When I was really little, six or seven, and Dad had just left, I woke up crying almost every night, shrugging off nightmares like a tangled net. Mom would get into bed with me and sing, low, nonsense tunes that she said Gram had sung to her when she was a kid. And above me, the ceiling would swirl with gently sparkling lights, like summer fireflies, flickering in and out with the tune.
Those moments were gifts, offered freely, as surprising and wonderful as unexpected gifts always are, unlike the broken mirror and, once, the smoking ruin of the backyard. But even the fairy lights and the balloons weren’t something Robin or I could ask about. The warning was always there in Mom’s eyes, a monster in the closet of a brightly lit room.
Mom had never once mentioned it would happen to me, too, even though I knew Aunt Mari and Gram could do the same things. It seemed like one of those grown-up privileges, I guess, and not one Mom approved of anymore. But when Robin and I were little, she was totally free about it, and so were Gram and Aunt Mari.
I remember one Christmas when Robin was really little, not even two, and Gram had taken me into the backyard with Dad. It was snowing, fat, lacy flakes swirling out of the sky, and the trees were dripping with icicles from the night before. Gram stood there wrapped in her big red coat as Dad and I caught snowflakes on our tongues, and she lit up all the icicles like Christmas lights with just a few whispered words.
Dad had grinned, his teeth as white as the blanket of snow on the grass. “Nicely done, Rowan,” he said, and kissed her cheek. It was too cold to stay out much longer, but I held on to that moment after Dad was gone and later, when Gram died, What I couldn’t understand was what could be bad about something like that, something that was pure beauty, and why Mom never wanted to talk about it.

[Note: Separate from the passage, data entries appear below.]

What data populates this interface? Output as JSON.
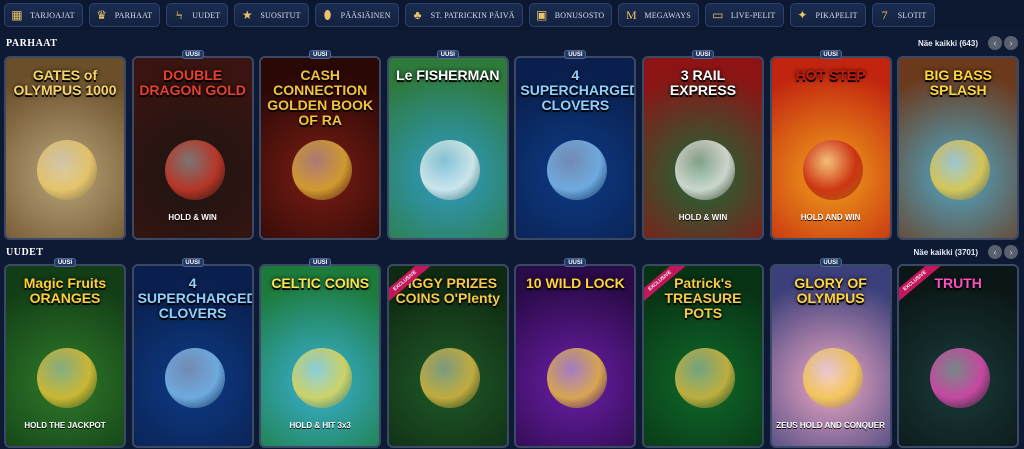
{
  "nav": [
    {
      "label": "TARJOAJAT",
      "icon": "building-icon",
      "glyph": "▦"
    },
    {
      "label": "PARHAAT",
      "icon": "crown-icon",
      "glyph": "♛"
    },
    {
      "label": "UUDET",
      "icon": "lightning-icon",
      "glyph": "ϟ"
    },
    {
      "label": "SUOSITUT",
      "icon": "star-icon",
      "glyph": "★"
    },
    {
      "label": "PÄÄSIÄINEN",
      "icon": "egg-icon",
      "glyph": "⬮"
    },
    {
      "label": "ST. PATRICKIN PÄIVÄ",
      "icon": "clover-icon",
      "glyph": "♣"
    },
    {
      "label": "BONUSOSTO",
      "icon": "chest-icon",
      "glyph": "▣"
    },
    {
      "label": "MEGAWAYS",
      "icon": "megaways-icon",
      "glyph": "M"
    },
    {
      "label": "LIVE-PELIT",
      "icon": "tv-icon",
      "glyph": "▭"
    },
    {
      "label": "PIKAPELIT",
      "icon": "gamepad-icon",
      "glyph": "✦"
    },
    {
      "label": "SLOTIT",
      "icon": "seven-icon",
      "glyph": "7"
    }
  ],
  "sections": [
    {
      "title": "PARHAAT",
      "see_all": "Näe kaikki (643)",
      "games": [
        {
          "title": "GATES of OLYMPUS 1000",
          "sub": "",
          "new": false,
          "new_label": "",
          "exclusive": false,
          "bg1": "#b9a57a",
          "bg2": "#6b4f2a",
          "tc": "#f6d36b"
        },
        {
          "title": "DOUBLE DRAGON GOLD",
          "sub": "HOLD & WIN",
          "new": true,
          "new_label": "UUSI",
          "exclusive": false,
          "bg1": "#1c1512",
          "bg2": "#3a1410",
          "tc": "#e6402e"
        },
        {
          "title": "CASH CONNECTION GOLDEN BOOK OF RA",
          "sub": "",
          "new": true,
          "new_label": "UUSI",
          "exclusive": false,
          "bg1": "#7a1d14",
          "bg2": "#2a0806",
          "tc": "#f3c33b"
        },
        {
          "title": "Le FISHERMAN",
          "sub": "",
          "new": true,
          "new_label": "UUSI",
          "exclusive": false,
          "bg1": "#2f9bc9",
          "bg2": "#2e7a3b",
          "tc": "#ffffff"
        },
        {
          "title": "4 SUPERCHARGED CLOVERS",
          "sub": "",
          "new": true,
          "new_label": "UUSI",
          "exclusive": false,
          "bg1": "#0d3b86",
          "bg2": "#0a1f4d",
          "tc": "#8fd0ff"
        },
        {
          "title": "3 RAIL EXPRESS",
          "sub": "HOLD & WIN",
          "new": true,
          "new_label": "UUSI",
          "exclusive": false,
          "bg1": "#1a6b3a",
          "bg2": "#8c1414",
          "tc": "#ffffff"
        },
        {
          "title": "HOT STEP",
          "sub": "HOLD AND WIN",
          "new": true,
          "new_label": "UUSI",
          "exclusive": false,
          "bg1": "#f2a11c",
          "bg2": "#c2250f",
          "tc": "#c31a0f"
        },
        {
          "title": "BIG BASS SPLASH",
          "sub": "",
          "new": false,
          "new_label": "",
          "exclusive": false,
          "bg1": "#4fa9c9",
          "bg2": "#6b3a1d",
          "tc": "#ffd53d"
        }
      ]
    },
    {
      "title": "UUDET",
      "see_all": "Näe kaikki (3701)",
      "games": [
        {
          "title": "Magic Fruits ORANGES",
          "sub": "HOLD THE JACKPOT",
          "new": true,
          "new_label": "UUSI",
          "exclusive": false,
          "bg1": "#2f7a2a",
          "bg2": "#123d16",
          "tc": "#ffcf3a"
        },
        {
          "title": "4 SUPERCHARGED CLOVERS",
          "sub": "",
          "new": true,
          "new_label": "UUSI",
          "exclusive": false,
          "bg1": "#0d3b86",
          "bg2": "#0a1f4d",
          "tc": "#8fd0ff"
        },
        {
          "title": "CELTIC COINS",
          "sub": "HOLD & HIT 3x3",
          "new": true,
          "new_label": "UUSI",
          "exclusive": false,
          "bg1": "#3bb1d6",
          "bg2": "#1c7a3a",
          "tc": "#ffe14d"
        },
        {
          "title": "PIGGY PRIZES COINS O'Plenty",
          "sub": "",
          "new": false,
          "new_label": "",
          "exclusive": true,
          "excl_label": "EXCLUSIVE",
          "bg1": "#1f5a28",
          "bg2": "#0f2a12",
          "tc": "#f7c948"
        },
        {
          "title": "10 WILD LOCK",
          "sub": "",
          "new": true,
          "new_label": "UUSI",
          "exclusive": false,
          "bg1": "#6b1fa8",
          "bg2": "#2a0a47",
          "tc": "#ffd33a"
        },
        {
          "title": "Patrick's TREASURE POTS",
          "sub": "",
          "new": false,
          "new_label": "",
          "exclusive": true,
          "excl_label": "EXCLUSIVE",
          "bg1": "#0f6a2a",
          "bg2": "#083214",
          "tc": "#f7c948"
        },
        {
          "title": "GLORY OF OLYMPUS",
          "sub": "ZEUS HOLD AND CONQUER",
          "new": true,
          "new_label": "UUSI",
          "exclusive": false,
          "bg1": "#f0a9c4",
          "bg2": "#3b3f7a",
          "tc": "#ffd53d"
        },
        {
          "title": "TRUTH",
          "sub": "",
          "new": false,
          "new_label": "",
          "exclusive": true,
          "excl_label": "EXCLUSIVE",
          "bg1": "#1a3a3a",
          "bg2": "#0b1616",
          "tc": "#ff4fc3"
        }
      ]
    }
  ]
}
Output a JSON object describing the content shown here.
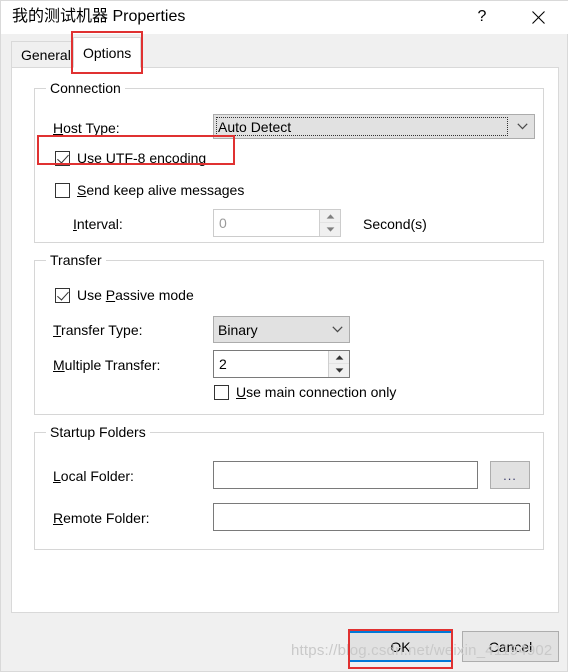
{
  "window": {
    "title": "我的测试机器 Properties",
    "help_label": "?",
    "close_label": "✕"
  },
  "tabs": [
    {
      "label": "General",
      "active": false
    },
    {
      "label": "Options",
      "active": true
    }
  ],
  "groups": {
    "connection": {
      "title": "Connection",
      "host_type_label": "Host Type:",
      "host_type_label_pre": "H",
      "host_type_label_post": "ost Type:",
      "host_type_value": "Auto Detect",
      "use_utf8_label_pre": "Use UTF-8 ",
      "use_utf8_label_mnemonic": "e",
      "use_utf8_label_post": "ncoding",
      "use_utf8_checked": true,
      "keep_alive_label_mnemonic": "S",
      "keep_alive_label_post": "end keep alive messages",
      "keep_alive_checked": false,
      "interval_label_mnemonic": "I",
      "interval_label_post": "nterval:",
      "interval_value": "0",
      "interval_unit": "Second(s)",
      "interval_enabled": false
    },
    "transfer": {
      "title": "Transfer",
      "passive_label_pre": "Use ",
      "passive_label_mnemonic": "P",
      "passive_label_post": "assive mode",
      "passive_checked": true,
      "transfer_type_label_mnemonic": "T",
      "transfer_type_label_post": "ransfer Type:",
      "transfer_type_value": "Binary",
      "multiple_transfer_label_mnemonic": "M",
      "multiple_transfer_label_post": "ultiple Transfer:",
      "multiple_transfer_value": "2",
      "main_connection_label_mnemonic": "U",
      "main_connection_label_post": "se main connection only",
      "main_connection_checked": false
    },
    "startup": {
      "title": "Startup Folders",
      "local_label_mnemonic": "L",
      "local_label_post": "ocal Folder:",
      "local_value": "",
      "browse_label": "...",
      "remote_label_mnemonic": "R",
      "remote_label_post": "emote Folder:",
      "remote_value": ""
    }
  },
  "footer": {
    "ok_label": "OK",
    "cancel_label": "Cancel"
  },
  "watermark": "https://blog.csdn.net/weixin_41194902",
  "colors": {
    "accent": "#0078d7",
    "annotation": "#e03131",
    "dialog_bg": "#f0f0f0",
    "page_bg": "#ffffff",
    "control_bg": "#e1e1e1"
  }
}
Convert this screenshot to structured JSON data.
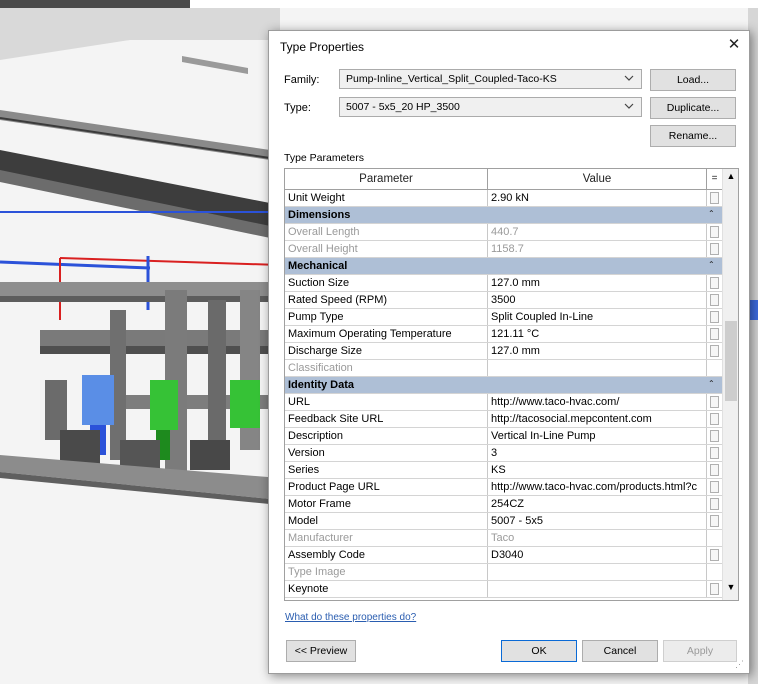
{
  "dialog": {
    "title": "Type Properties",
    "family_label": "Family:",
    "family_value": "Pump-Inline_Vertical_Split_Coupled-Taco-KS",
    "type_label": "Type:",
    "type_value": "5007 - 5x5_20 HP_3500",
    "load_label": "Load...",
    "duplicate_label": "Duplicate...",
    "rename_label": "Rename...",
    "type_parameters_label": "Type Parameters",
    "help_link": "What do these properties do?",
    "preview_label": "<< Preview",
    "ok_label": "OK",
    "cancel_label": "Cancel",
    "apply_label": "Apply"
  },
  "grid": {
    "headers": {
      "parameter": "Parameter",
      "value": "Value",
      "menu": "="
    },
    "rows": [
      {
        "kind": "row",
        "param": "Unit Weight",
        "value": "2.90 kN",
        "grey": false,
        "cell": true
      },
      {
        "kind": "group",
        "label": "Dimensions"
      },
      {
        "kind": "row",
        "param": "Overall Length",
        "value": "440.7",
        "grey": true,
        "cell": true
      },
      {
        "kind": "row",
        "param": "Overall Height",
        "value": "1158.7",
        "grey": true,
        "cell": true
      },
      {
        "kind": "group",
        "label": "Mechanical"
      },
      {
        "kind": "row",
        "param": "Suction Size",
        "value": "127.0 mm",
        "grey": false,
        "cell": true
      },
      {
        "kind": "row",
        "param": "Rated Speed (RPM)",
        "value": "3500",
        "grey": false,
        "cell": true
      },
      {
        "kind": "row",
        "param": "Pump Type",
        "value": "Split Coupled In-Line",
        "grey": false,
        "cell": true
      },
      {
        "kind": "row",
        "param": "Maximum Operating Temperature",
        "value": "121.11 °C",
        "grey": false,
        "cell": true
      },
      {
        "kind": "row",
        "param": "Discharge Size",
        "value": "127.0 mm",
        "grey": false,
        "cell": true
      },
      {
        "kind": "row",
        "param": "Classification",
        "value": "",
        "grey": true,
        "cell": false
      },
      {
        "kind": "group",
        "label": "Identity Data"
      },
      {
        "kind": "row",
        "param": "URL",
        "value": "http://www.taco-hvac.com/",
        "grey": false,
        "cell": true
      },
      {
        "kind": "row",
        "param": "Feedback Site URL",
        "value": "http://tacosocial.mepcontent.com",
        "grey": false,
        "cell": true
      },
      {
        "kind": "row",
        "param": "Description",
        "value": "Vertical In-Line Pump",
        "grey": false,
        "cell": true
      },
      {
        "kind": "row",
        "param": "Version",
        "value": "3",
        "grey": false,
        "cell": true
      },
      {
        "kind": "row",
        "param": "Series",
        "value": "KS",
        "grey": false,
        "cell": true
      },
      {
        "kind": "row",
        "param": "Product Page URL",
        "value": "http://www.taco-hvac.com/products.html?c",
        "grey": false,
        "cell": true
      },
      {
        "kind": "row",
        "param": "Motor Frame",
        "value": "254CZ",
        "grey": false,
        "cell": true
      },
      {
        "kind": "row",
        "param": "Model",
        "value": "5007 - 5x5",
        "grey": false,
        "cell": true
      },
      {
        "kind": "row",
        "param": "Manufacturer",
        "value": "Taco",
        "grey": true,
        "cell": false
      },
      {
        "kind": "row",
        "param": "Assembly Code",
        "value": "D3040",
        "grey": false,
        "cell": true
      },
      {
        "kind": "row",
        "param": "Type Image",
        "value": "",
        "grey": true,
        "cell": false
      },
      {
        "kind": "row",
        "param": "Keynote",
        "value": "",
        "grey": false,
        "cell": true
      }
    ]
  },
  "colors": {
    "group_header": "#aebfd6",
    "link": "#2a5db0",
    "pipe_blue": "#2b52d9",
    "pipe_red": "#d92020",
    "pump_blue": "#5a8ee6",
    "pump_green": "#36c236"
  },
  "icons": {
    "close": "close-icon",
    "dropdown": "chevron-down-icon",
    "collapse": "double-chevron-up-icon",
    "scroll_up": "arrow-up-icon",
    "scroll_down": "arrow-down-icon"
  }
}
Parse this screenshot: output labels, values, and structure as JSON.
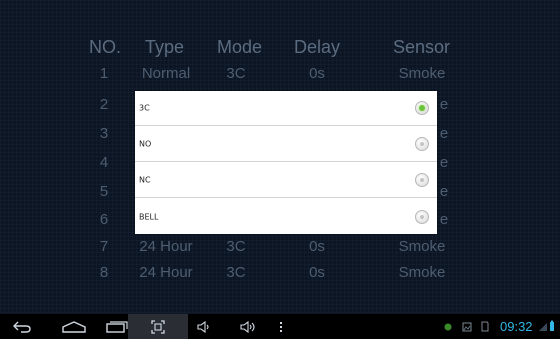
{
  "headers": {
    "no": "NO.",
    "type": "Type",
    "mode": "Mode",
    "delay": "Delay",
    "sensor": "Sensor"
  },
  "rows": [
    {
      "no": "1",
      "type": "Normal",
      "mode": "3C",
      "delay": "0s",
      "sensor": "Smoke"
    },
    {
      "no": "2",
      "type": "",
      "mode": "",
      "delay": "",
      "sensor": "e"
    },
    {
      "no": "3",
      "type": "",
      "mode": "",
      "delay": "",
      "sensor": "e"
    },
    {
      "no": "4",
      "type": "",
      "mode": "",
      "delay": "",
      "sensor": "e"
    },
    {
      "no": "5",
      "type": "",
      "mode": "",
      "delay": "",
      "sensor": "e"
    },
    {
      "no": "6",
      "type": "",
      "mode": "",
      "delay": "",
      "sensor": "e"
    },
    {
      "no": "7",
      "type": "24 Hour",
      "mode": "3C",
      "delay": "0s",
      "sensor": "Smoke"
    },
    {
      "no": "8",
      "type": "24 Hour",
      "mode": "3C",
      "delay": "0s",
      "sensor": "Smoke"
    }
  ],
  "dialog": {
    "options": [
      {
        "label": "3C",
        "selected": true
      },
      {
        "label": "NO",
        "selected": false
      },
      {
        "label": "NC",
        "selected": false
      },
      {
        "label": "BELL",
        "selected": false
      }
    ]
  },
  "navbar": {
    "buttons": [
      "back-icon",
      "home-icon",
      "recent-apps-icon",
      "screenshot-icon",
      "volume-down-icon",
      "volume-up-icon",
      "menu-icon"
    ],
    "status_icons": [
      "notification-dot-icon",
      "image-icon",
      "sd-card-icon",
      "wifi-icon",
      "battery-icon"
    ],
    "time": "09:32"
  },
  "colors": {
    "background": "#0b1524",
    "table_text": "#4e5e72",
    "radio_selected": "#6cc23a",
    "clock": "#33b5e5"
  }
}
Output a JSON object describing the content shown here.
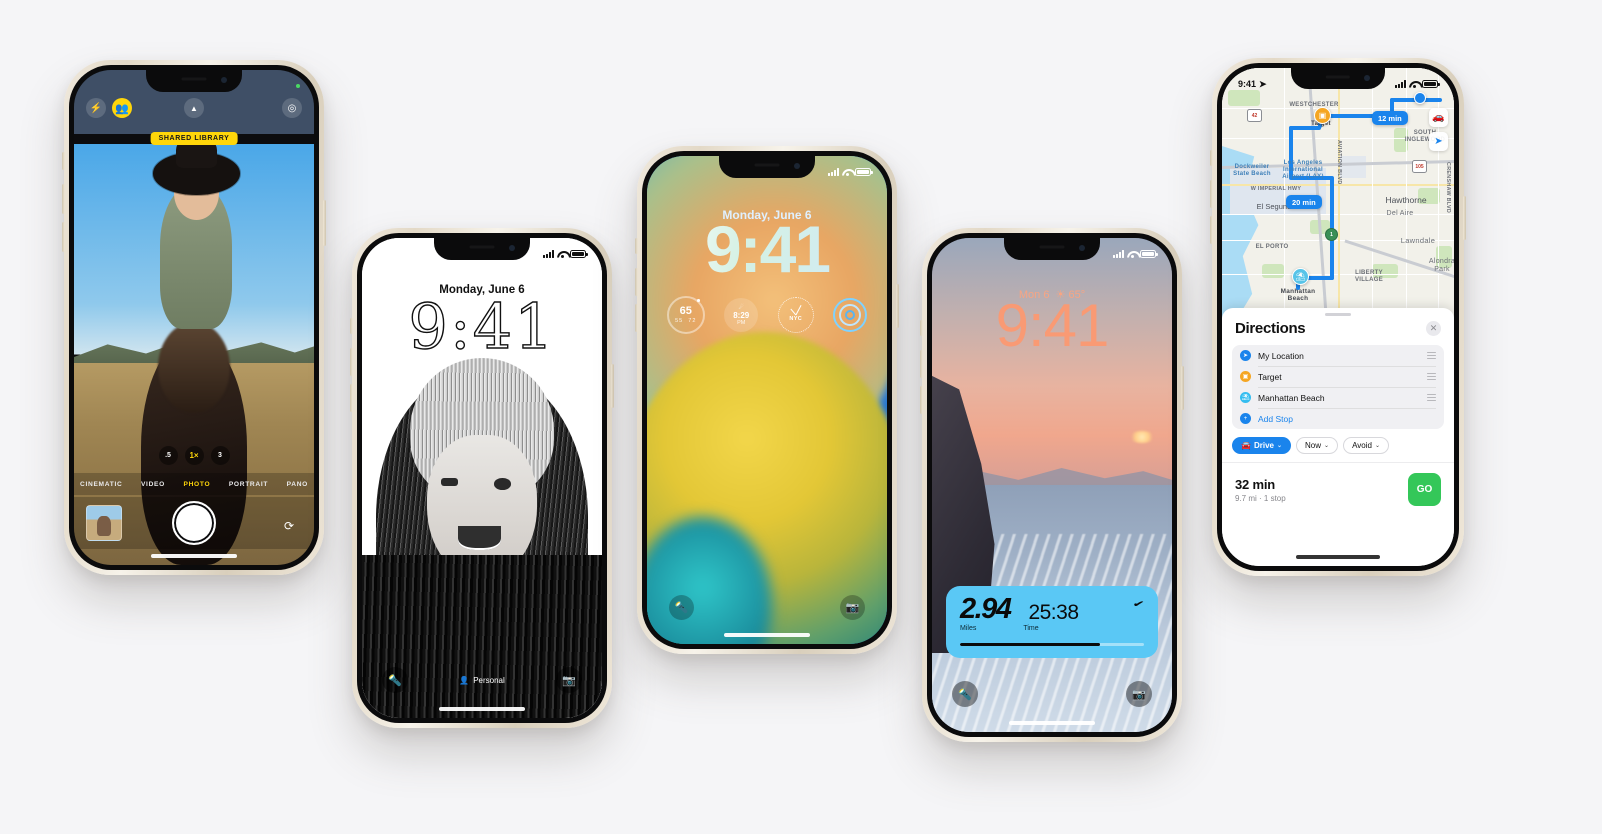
{
  "page": {
    "background_color": "#f5f5f7",
    "frame_color": "starlight"
  },
  "phone1_camera": {
    "name": "camera-app",
    "controls": {
      "flash": "⚡",
      "shared_library": "shared-library-icon",
      "chevron": "⌃",
      "live_photo": "◎"
    },
    "badge": "SHARED LIBRARY",
    "zoom_levels": [
      ".5",
      "1×",
      "3"
    ],
    "zoom_active": "1×",
    "modes": [
      "CINEMATIC",
      "VIDEO",
      "PHOTO",
      "PORTRAIT",
      "PANO"
    ],
    "mode_active": "PHOTO",
    "shutter_label": "shutter-button",
    "flip_label": "flip-camera-button",
    "thumbnail_label": "photo-thumbnail"
  },
  "phone2_lock_bw": {
    "status": {
      "time": "",
      "signal": "signal-icon",
      "wifi": "wifi-icon",
      "battery": "battery-icon"
    },
    "date": "Monday, June 6",
    "time": "9:41",
    "focus": "Personal",
    "flashlight": "flashlight-icon",
    "camera": "camera-icon"
  },
  "phone3_lock_gradient": {
    "date": "Monday, June 6",
    "time": "9:41",
    "widgets": [
      {
        "type": "weather",
        "value": "65",
        "low": "55",
        "high": "72",
        "name": "weather-widget"
      },
      {
        "type": "sunset",
        "time": "8:29",
        "meridiem": "PM",
        "name": "sunset-widget"
      },
      {
        "type": "world-clock",
        "label": "NYC",
        "name": "world-clock-widget"
      },
      {
        "type": "activity-rings",
        "name": "activity-rings-widget"
      }
    ],
    "flashlight": "flashlight-icon",
    "camera": "camera-icon"
  },
  "phone4_lock_nike": {
    "date": "Mon 6",
    "weather_icon": "☀",
    "temperature": "65°",
    "time": "9:41",
    "nike_widget": {
      "brand": "nike-swoosh-icon",
      "distance": "2.94",
      "distance_label": "Miles",
      "duration": "25:38",
      "duration_label": "Time",
      "progress_percent": 76,
      "accent_color": "#5ac8f5"
    },
    "flashlight": "flashlight-icon",
    "camera": "camera-icon"
  },
  "phone5_maps": {
    "status": {
      "time": "9:41",
      "location_arrow": "location-arrow-icon"
    },
    "map": {
      "eta_pills": [
        {
          "label": "12 min"
        },
        {
          "label": "20 min"
        }
      ],
      "pins": [
        {
          "name": "target-pin",
          "label": "Target"
        },
        {
          "name": "manhattan-beach-pin",
          "label": "Manhattan\nBeach"
        },
        {
          "name": "my-location-dot",
          "label": ""
        }
      ],
      "labels": [
        "WESTCHESTER",
        "SOUTH\nINGLEWOOD",
        "Hawthorne",
        "Del Aire",
        "Lawndale",
        "Alondra\nPark",
        "El Segundo",
        "EL PORTO",
        "LIBERTY\nVILLAGE",
        "Dockweiler\nState Beach",
        "Los Angeles\nInternational\nAirport (LAX)",
        "W IMPERIAL HWY",
        "AVIATION BLVD",
        "CRENSHAW BLVD",
        "Manhattan\nBeach"
      ],
      "route_shields": [
        "42",
        "1",
        "105"
      ],
      "controls": [
        "traffic-icon",
        "locate-icon"
      ]
    },
    "sheet": {
      "title": "Directions",
      "close": "close-icon",
      "stops": [
        {
          "label": "My Location",
          "icon": "current-location-icon"
        },
        {
          "label": "Target",
          "icon": "shopping-bag-icon"
        },
        {
          "label": "Manhattan Beach",
          "icon": "beach-icon"
        }
      ],
      "add_stop": "Add Stop",
      "chips": [
        {
          "label": "Drive",
          "icon": "car-icon",
          "active": true
        },
        {
          "label": "Now",
          "active": false
        },
        {
          "label": "Avoid",
          "active": false
        }
      ],
      "route": {
        "time": "32 min",
        "detail": "9.7 mi · 1 stop",
        "go_label": "GO",
        "go_color": "#34c759"
      }
    }
  }
}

Even that night when I shattered the lightbulb, and she was picking sheer slivers of glass out of Robin’s hair, she didn’t say a word. Just tightened her mouth into a hard line and told me to get the broom.
Instead, I set my plate down on the table with a hollow
thud
and ran upstairs to my room.
It’s different now. Aunt Mari has told me some of it, even though Mom would probably kill us both if she knew. But once I was old enough to walk downtown on my own, I figured nothing was stopping me from going to Aunt Mari’s apartment or meeting her at Bliss, the coffee shop where I work now. Whatever happened to change things after Dad was gone was the one thing Aunt Mari wouldn’t talk to me about, but she was happy to share what she knew about the power inside of us.
Practice makes a big difference, too, even if I still can’t levitate on my own. But once, when Danny and I were tangled on his bed making out, I had to pull away before he noticed I was hovering over him, a half-inch of space between us everywhere but our mouths.
Being with Danny focused whatever it was inside me, somehow, When we were together, holding hands or kissing or even just curled on the couch, that hum was much stronger, a constant pulse I could feel hot in my blood. But I never showed him what I could do. I never once hinted at it. Even without Aunt Mari’s warnings and a lifetime of my mother’s example, I knew the things I could make happen were just for me.
Even now, Danny doesn’t know what I am, or what I can do. But then, there are a lot of things Danny doesn’t understand now.